As for other financial stocks, we like IntercontinentalExchange Inc. (NYSE: ICE), an operator of global futures exchanges and clearing houses for derivatives. We like the stock for the global growth. We own The Travelers Companies (NYSE TRV), a commercial and personal property and casualty insurance product provider. It offers a higher return on equity. We also like T. Rowe Price (NASDAQ:TROW) a money manager.
Question
Is Apple Inc. (NASDAQ: AAPL) too expensive? Do you think they should split their stock?
Answer:
No, we do not find Apple too expensive. Now worth near $500 billion, the company would have to be perfect to gain the appreciation they have experienced in the last few years. Right now, Apple is the center of everyone’s attention, and thus, everyone’s target. Investors are beginning to question Apple’s valuation, which could be a negative, but it is hard to quantify considering their current position. The company has nearly $100 billion in cash. If they were to buy back shares, certainly, earnings per share would go up. The company is selling around 18.8 times recent earnings, but we give it only three years at that rate as earnings growth is likely to slow.

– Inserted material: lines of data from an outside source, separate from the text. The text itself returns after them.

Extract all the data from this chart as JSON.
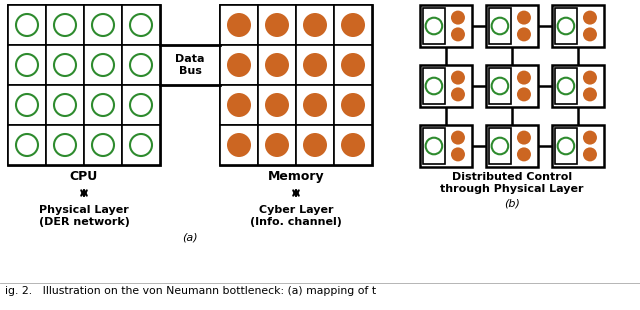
{
  "green_color": "#2e8b2e",
  "orange_color": "#cc6622",
  "black_color": "#000000",
  "bg_color": "#ffffff",
  "cpu_label": "CPU",
  "memory_label": "Memory",
  "sub_left1": "Physical Layer",
  "sub_left2": "(DER network)",
  "sub_right1": "Cyber Layer",
  "sub_right2": "(Info. channel)",
  "sub_b1": "Distributed Control",
  "sub_b2": "through Physical Layer",
  "label_a": "(a)",
  "label_b": "(b)",
  "data_bus_label": "Data\nBus",
  "caption": "ig. 2.   Illustration on the von Neumann bottleneck: (a) mapping of t",
  "fig_w": 6.4,
  "fig_h": 3.1,
  "dpi": 100
}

If the stock were to split it would be cheaper, but to those who own the stock, it does not matter if they own two shares at $500 each or 20 shares at $50 each. If they were to split the stock, it would open shares to smaller retail investors, but it would not change the market value. Some argue the big winners in stock splits are the attorneys who do the prep work.
The company has about 60%-70% share in the smart phone industry. We still feel it is a good stock. We are still buying it for clients who do not own it, but it should not constitute more than 5% of their portfolio.